He called for a "new declaration of independence, not just in our nation, but in our own lives — from ideology and small thinking, prejudice and bigotry — an appeal not to our easy instincts but to our better angels."

The president-elect warned, however, that the enormous challenges will not be solved quickly and that there will be "false starts, and setbacks, frustrations and disappointments."

The train made two "slow rolls" through small train stations in Delaware and Maryland as it wound its way south to Washington.

As it slowed in Claymont, Del., crowds ignored the biting cold to cheer as Obama — smiling broadly — waved from an open-air platform decorated in red, white and blue bunting.

Likewise, crowds jammed into the small station in Edgewood, Md., shouted "yes, we can" as train moved slowly past, with Obama and Biden waving from the last car.

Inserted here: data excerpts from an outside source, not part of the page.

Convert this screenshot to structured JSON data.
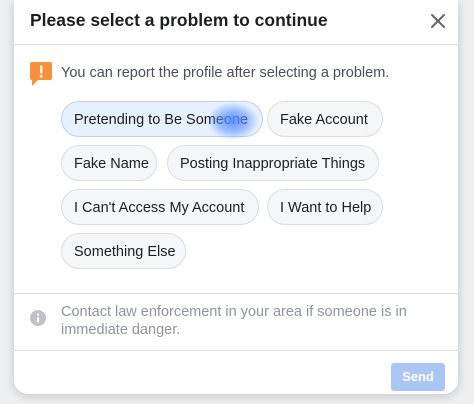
{
  "dialog": {
    "title": "Please select a problem to continue",
    "notice": "You can report the profile after selecting a problem.",
    "options": [
      {
        "label": "Pretending to Be Someone",
        "selected": true
      },
      {
        "label": "Fake Account",
        "selected": false
      },
      {
        "label": "Fake Name",
        "selected": false
      },
      {
        "label": "Posting Inappropriate Things",
        "selected": false
      },
      {
        "label": "I Can't Access My Account",
        "selected": false
      },
      {
        "label": "I Want to Help",
        "selected": false
      },
      {
        "label": "Something Else",
        "selected": false
      }
    ],
    "info": "Contact law enforcement in your area if someone is in immediate danger.",
    "send_label": "Send",
    "icons": {
      "close": "close-icon",
      "warning": "warning-flag-icon",
      "info": "info-icon"
    },
    "colors": {
      "warning": "#f7923b",
      "selected_chip": "#e7f0fd",
      "send_disabled": "#a9c6f5"
    }
  }
}
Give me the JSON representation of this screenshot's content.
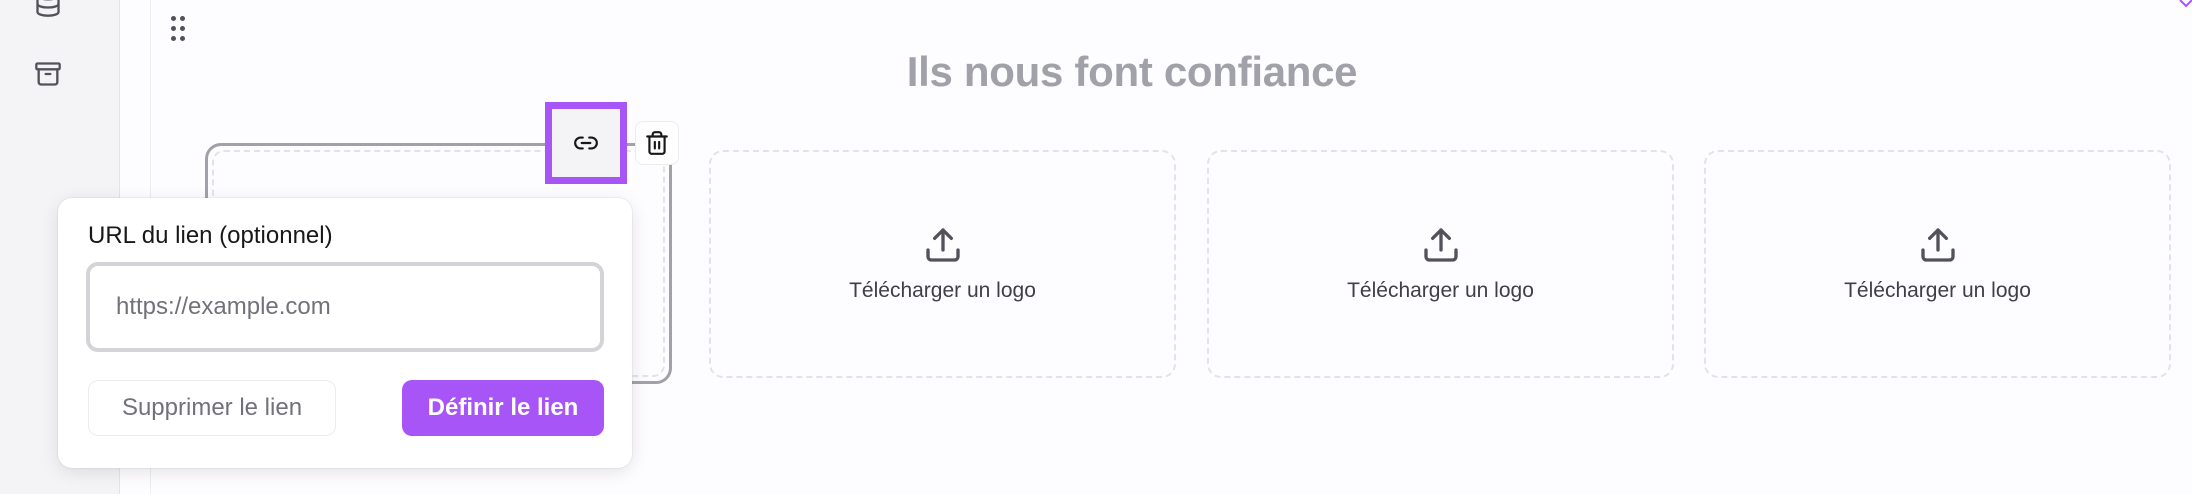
{
  "sidebar": {
    "icons": [
      {
        "name": "database-icon"
      },
      {
        "name": "archive-icon"
      }
    ]
  },
  "section": {
    "title": "Ils nous font confiance"
  },
  "logo_slots": [
    {
      "label": ""
    },
    {
      "label": "Télécharger un logo"
    },
    {
      "label": "Télécharger un logo"
    },
    {
      "label": "Télécharger un logo"
    }
  ],
  "toolbar": {
    "link_icon": "link-icon",
    "delete_icon": "trash-icon"
  },
  "link_popover": {
    "label": "URL du lien (optionnel)",
    "input_placeholder": "https://example.com",
    "input_value": "",
    "remove_label": "Supprimer le lien",
    "define_label": "Définir le lien"
  },
  "colors": {
    "accent": "#a855f7",
    "title": "#a1a1aa"
  }
}
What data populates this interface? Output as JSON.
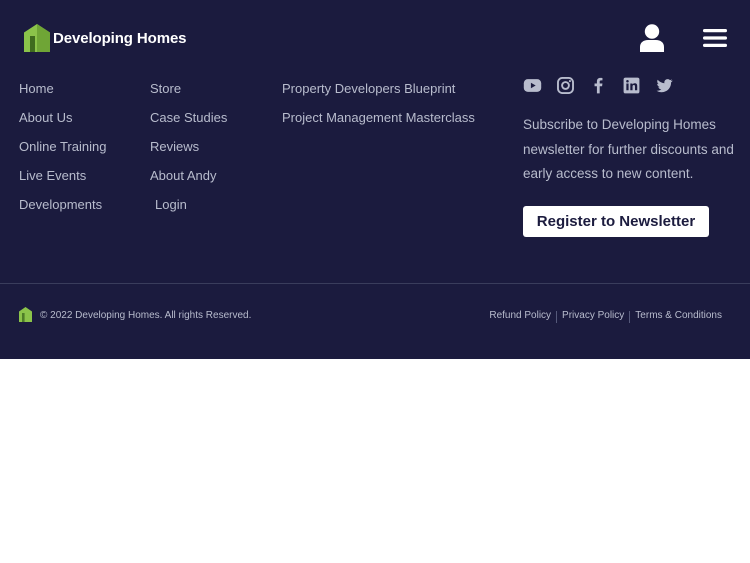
{
  "header": {
    "logo_text": "Developing Homes",
    "icons": [
      "user-icon",
      "hamburger-menu-icon"
    ]
  },
  "footer": {
    "columns": [
      {
        "links": [
          "Home",
          "About Us",
          "Online Training",
          "Live Events",
          "Developments"
        ]
      },
      {
        "links": [
          "Store",
          "Case Studies",
          "Reviews",
          "About Andy",
          "Login"
        ]
      },
      {
        "links": [
          "Property Developers Blueprint",
          "Project Management Masterclass"
        ]
      }
    ],
    "socials": [
      "youtube-icon",
      "instagram-icon",
      "facebook-icon",
      "linkedin-icon",
      "twitter-icon"
    ],
    "newsletter_text": "Subscribe to Developing Homes newsletter for further discounts and early access to new content.",
    "register_label": "Register to Newsletter",
    "copyright": "© 2022 Developing Homes. All rights Reserved.",
    "legal_links": [
      "Refund Policy",
      "Privacy Policy",
      "Terms & Conditions"
    ]
  },
  "colors": {
    "background": "#1b1b3e",
    "accent_green": "#8bc34a",
    "link_text": "#b8bccd",
    "button_bg": "#ffffff"
  }
}
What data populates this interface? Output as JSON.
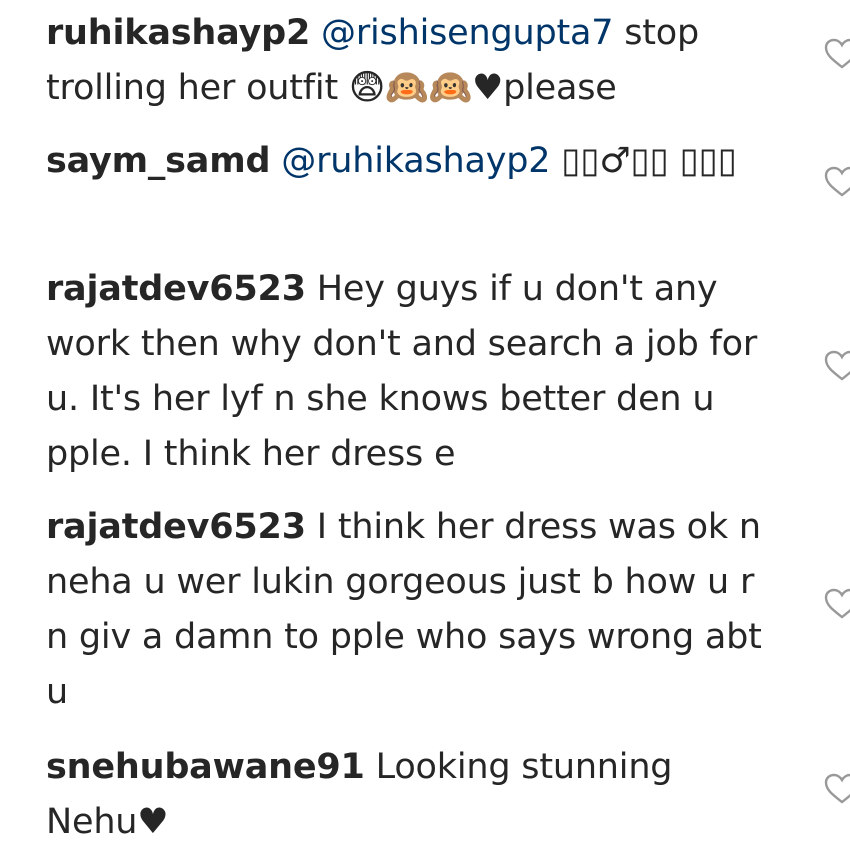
{
  "comments": [
    {
      "username": "ruhikashayp2",
      "mention": "@rishisengupta7",
      "text": " stop trolling her outfit 😨🙉🙉♥please"
    },
    {
      "username": "saym_samd",
      "mention": "@ruhikashayp2",
      "text": " ▯▯♂▯▯ ▯▯▯"
    },
    {
      "username": "rajatdev6523",
      "mention": "",
      "text": " Hey guys if u don't any work then why don't and search a job for u. It's her lyf n she knows better den u pple. I think her dress e"
    },
    {
      "username": "rajatdev6523",
      "mention": "",
      "text": " I think her dress was ok n neha u wer lukin gorgeous just b how u r n giv a damn to pple who says wrong abt u"
    },
    {
      "username": "snehubawane91",
      "mention": "",
      "text": " Looking stunning Nehu♥"
    }
  ],
  "icons": {
    "like": "heart-outline-icon"
  },
  "colors": {
    "text": "#262626",
    "mention": "#003569",
    "icon": "#999999"
  }
}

The president-elect and his family rode in style aboard a chartered 1930 Pullman train decked out with brass lamps, a bedroom and dining room. The plush, privately owned car has been used in many presidential campaigns, including by George H.W. Bush in 1992.

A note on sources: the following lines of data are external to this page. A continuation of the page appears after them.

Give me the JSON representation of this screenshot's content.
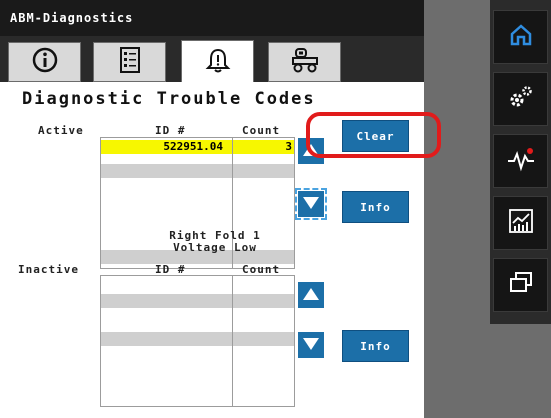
{
  "app": {
    "title": "ABM-Diagnostics"
  },
  "tabs": [
    {
      "icon": "info-icon",
      "active": false
    },
    {
      "icon": "checklist-icon",
      "active": false
    },
    {
      "icon": "alert-bell-icon",
      "active": true
    },
    {
      "icon": "machine-icon",
      "active": false
    }
  ],
  "section": {
    "title": "Diagnostic Trouble Codes"
  },
  "active": {
    "label": "Active",
    "col_id": "ID #",
    "col_count": "Count",
    "rows": [
      {
        "id": "522951.04",
        "count": "3",
        "highlighted": true
      },
      {
        "id": "",
        "count": ""
      },
      {
        "id": "",
        "count": ""
      },
      {
        "id": "",
        "count": ""
      },
      {
        "id": "",
        "count": ""
      }
    ],
    "clear_label": "Clear",
    "info_label": "Info"
  },
  "fault_description": {
    "line1": "Right Fold 1",
    "line2": "Voltage Low"
  },
  "inactive": {
    "label": "Inactive",
    "col_id": "ID #",
    "col_count": "Count",
    "info_label": "Info"
  },
  "sidebar": {
    "items": [
      {
        "icon": "home-icon"
      },
      {
        "icon": "settings-gears-icon"
      },
      {
        "icon": "diagnostics-pulse-icon"
      },
      {
        "icon": "performance-chart-icon"
      },
      {
        "icon": "window-switch-icon"
      }
    ]
  },
  "colors": {
    "accent_blue": "#1c6fa8",
    "highlight_yellow": "#f7f700",
    "annotation_red": "#e11b1b",
    "sidebar_icon_blue": "#2f8de0"
  }
}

On board are special guests, including former Army officer Matt Kuntz of Helena, Mont., who began promoting better mental health services and screening for soldiers returning from Iraq after his stepbrother committed suicide; Case Western Reserve University history professor Lisa Hazirjian, who worked for the campaign recruiting gay and lesbian volunteers in Ohio and Pennsylvania; and Lilly Ledbetter of Jacksonville, Ala., who sued Goodyear Tire & Rubber Co., for sex discrimination.

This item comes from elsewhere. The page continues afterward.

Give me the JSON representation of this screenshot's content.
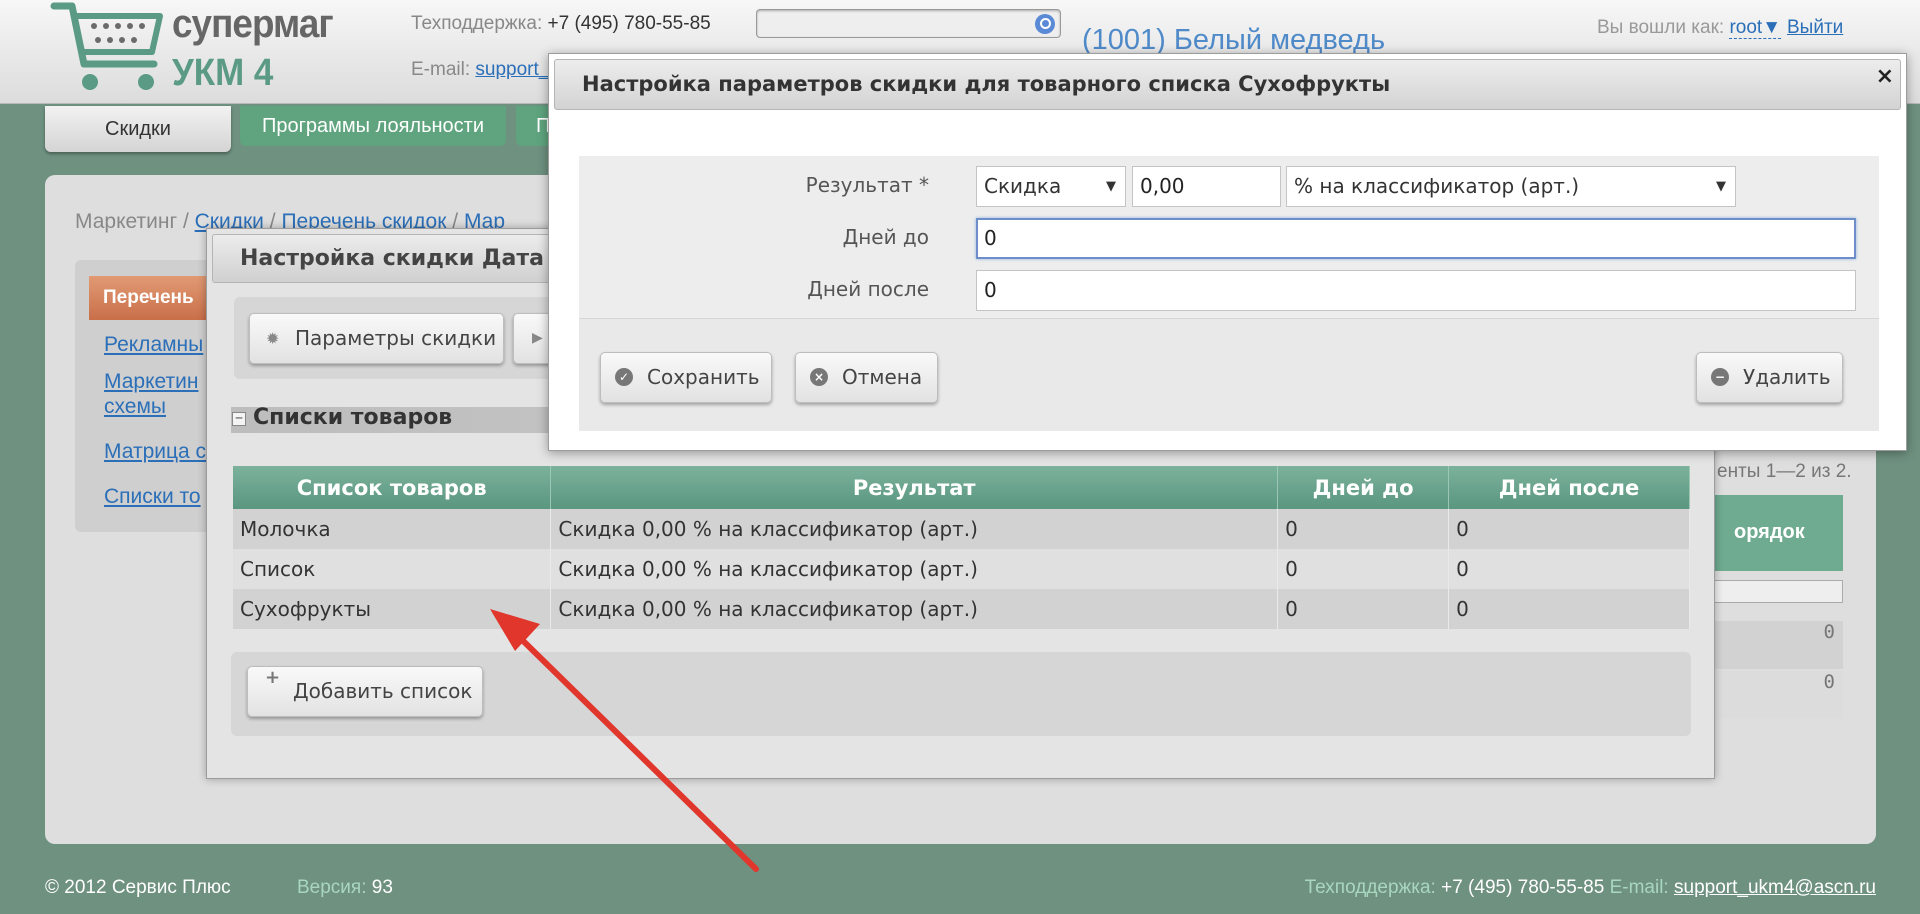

The Obamas made a low-key entry into Washington. No public events were planned, although about a hundred people showed up in hopes of getting a glimpse of the president-elect. They left in a motorcade shortly after the train pulled into Union Station and left for Blair House, the official residence where they will live until they moved into the White House on Tuesday.

While the train replicated part of Lincoln's pre-White House railroad journey to Washington from Illinois in 1861, and security was high, the Obama trip was absent the emotions that raged in the country in the lead up to the Civil War.

The fears of a possible assassination plot against the incoming 14th president were so high that Lincoln eventually agreed to change his plans and travel the last leg through Baltimore incognito and on a different train to the capital.

The only major problems thus far for the Obama inaugural events is a forecast of freezing temperatures for Tuesday's ceremony and the expected crush of visitors to the nation's capital.

Somewhere between 1 million and 2 million people are expected to make their way to Washington for the swearing-in ceremony and inaugural parade. Some 240,000 tickets have been issued for the festivities at the Capitol, with 28,000 seats.

On Sunday, Obama will attend a star-studded concert at the Lincoln Memorial, and on Tuesday, he will be sworn into office with his hand on Lincoln's bible.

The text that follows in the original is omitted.